Она вытягивала детей из углов и тащила ко мне, словно кошка котят.
- Послушай, Джим, тебе не надо сейчас же возвращаться? А то старшего сына нет дома. Они с отцом на ярмарке в Уилбере. Я тебя не отпущу, пока ты не увидишь Рудольфа и не познакомишься с нашим папой, - она смотрела на меня с мольбой, тяжело дыша от волнения.
Пока я успокаивал ее и уверял, что времени у меня много, в кухню тихо входили босоногие мальчики и собирались возле матери.
- Ну, скажи мне, как кого зовут и сколько им лет?
Перечисляя своих сыновей, Антония то и дело путала, кому сколько исполнилось, и они захлебывались от смеха. Дойдя до моего быстроногого знакомца с ветряной мельницы, она сказала:
- А это Лео, он уже совсем большой и мог бы вести себя получше.
Лео бросился к ней и стал шутя бодать ее курчавой головой, будто молодой бычок, но в голосе его слышались слезы:
- Забыла, сколько мне! Всегда забываешь! Ты нарочно! Ну скажи ему, мама, пожалуйста.
Он сжал от обиды кулаки и вызывающе смотрел на мать.
Не спуская с него глаз, она накрутила на указательный палец золотой завиток его волос:
- Ну и сколько же тебе?
- Двенадцать! - выпалил он, глядя на мать, а не на меня. - Мне двенадцать, и я родился на пасху!
Антония улыбнулась мне:
- Так оно и есть, он был нам пасхальным подарком.
Дети дружно уставились на меня, будто ожидая восторга или удивления по поводу этого известия. Было ясно, что они гордятся друг другом и тем, что их так много. Когда я со всеми познакомился, Анна, старшая дочка, встретившая меня у двери, ласково выпроводила всех и, вернувшись в кухню с белым фартуком в руках, повязала его матери.
- А теперь, мама, сядь и поговори с мистером Берденом.

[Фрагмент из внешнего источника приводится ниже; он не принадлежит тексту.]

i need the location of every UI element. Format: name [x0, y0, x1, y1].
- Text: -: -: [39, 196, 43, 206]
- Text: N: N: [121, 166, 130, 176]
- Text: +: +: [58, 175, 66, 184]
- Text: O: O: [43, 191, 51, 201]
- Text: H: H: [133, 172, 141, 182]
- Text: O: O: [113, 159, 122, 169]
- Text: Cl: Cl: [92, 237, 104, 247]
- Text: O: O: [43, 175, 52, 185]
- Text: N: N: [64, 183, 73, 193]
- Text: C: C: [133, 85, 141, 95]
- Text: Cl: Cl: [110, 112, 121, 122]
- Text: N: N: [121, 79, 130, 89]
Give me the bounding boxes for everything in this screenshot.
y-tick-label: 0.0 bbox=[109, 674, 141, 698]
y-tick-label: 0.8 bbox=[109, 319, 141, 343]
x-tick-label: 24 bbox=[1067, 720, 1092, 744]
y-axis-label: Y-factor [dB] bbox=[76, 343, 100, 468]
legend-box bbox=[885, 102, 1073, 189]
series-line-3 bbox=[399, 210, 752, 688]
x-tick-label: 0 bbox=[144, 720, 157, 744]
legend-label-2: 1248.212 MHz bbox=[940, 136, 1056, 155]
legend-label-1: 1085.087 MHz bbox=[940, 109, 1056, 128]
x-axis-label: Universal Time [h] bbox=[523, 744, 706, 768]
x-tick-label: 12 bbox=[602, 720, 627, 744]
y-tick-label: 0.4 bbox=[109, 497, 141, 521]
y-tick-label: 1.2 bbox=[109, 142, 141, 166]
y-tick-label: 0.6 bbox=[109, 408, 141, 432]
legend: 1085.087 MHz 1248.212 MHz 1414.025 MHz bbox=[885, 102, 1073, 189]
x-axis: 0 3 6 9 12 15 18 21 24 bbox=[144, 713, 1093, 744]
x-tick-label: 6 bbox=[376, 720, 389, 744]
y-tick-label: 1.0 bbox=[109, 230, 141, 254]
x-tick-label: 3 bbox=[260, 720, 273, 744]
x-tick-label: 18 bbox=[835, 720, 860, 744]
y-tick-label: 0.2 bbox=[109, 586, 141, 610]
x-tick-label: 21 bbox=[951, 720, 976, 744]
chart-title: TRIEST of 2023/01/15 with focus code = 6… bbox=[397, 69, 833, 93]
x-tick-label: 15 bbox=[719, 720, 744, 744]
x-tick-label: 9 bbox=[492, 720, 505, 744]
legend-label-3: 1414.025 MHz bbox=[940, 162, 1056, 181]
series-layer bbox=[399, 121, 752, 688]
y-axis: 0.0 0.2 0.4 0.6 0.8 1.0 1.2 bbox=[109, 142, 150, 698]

А мы тихонько домоем посуду и не будем вам мешать.
Антония растерянно огляделась:
- Ладно, дочка, а может, нам пройти в гостиную, благо теперь у нас есть где посидеть с гостем?
Дочь снисходительно засмеялась и взяла шляпу у меня из рук:
- Стоит ли, раз уж вы здесь, мама: будете разговаривать, и мы с Юлькой послушаем. Гостиную можно потом показать.
Она улыбнулась мне и вместе с сестрой снова принялась за посуду. Младшая девочка, не выпуская из рук куклы, пристроилась на нижней ступеньке лестницы, ведущей наверх, и, поджав ноги, с любопытством смотрела на нас.
- Это Нина, в честь Нины Харлинг, - объяснила Антония. - Правда, у нее глаза как у Нины? Веришь ли, Джим, я вас всех любила, как родных. Мои знают вас так хорошо - и тебя, и Чарли, и Салли, - будто росли вместе с вами. Что-то я хотела сказать - в голове все перепуталось от неожиданности. Да и английский я совсем забыла. Я теперь редко когда говорю на нем. А детям все твержу, что когда-то знала его хорошо.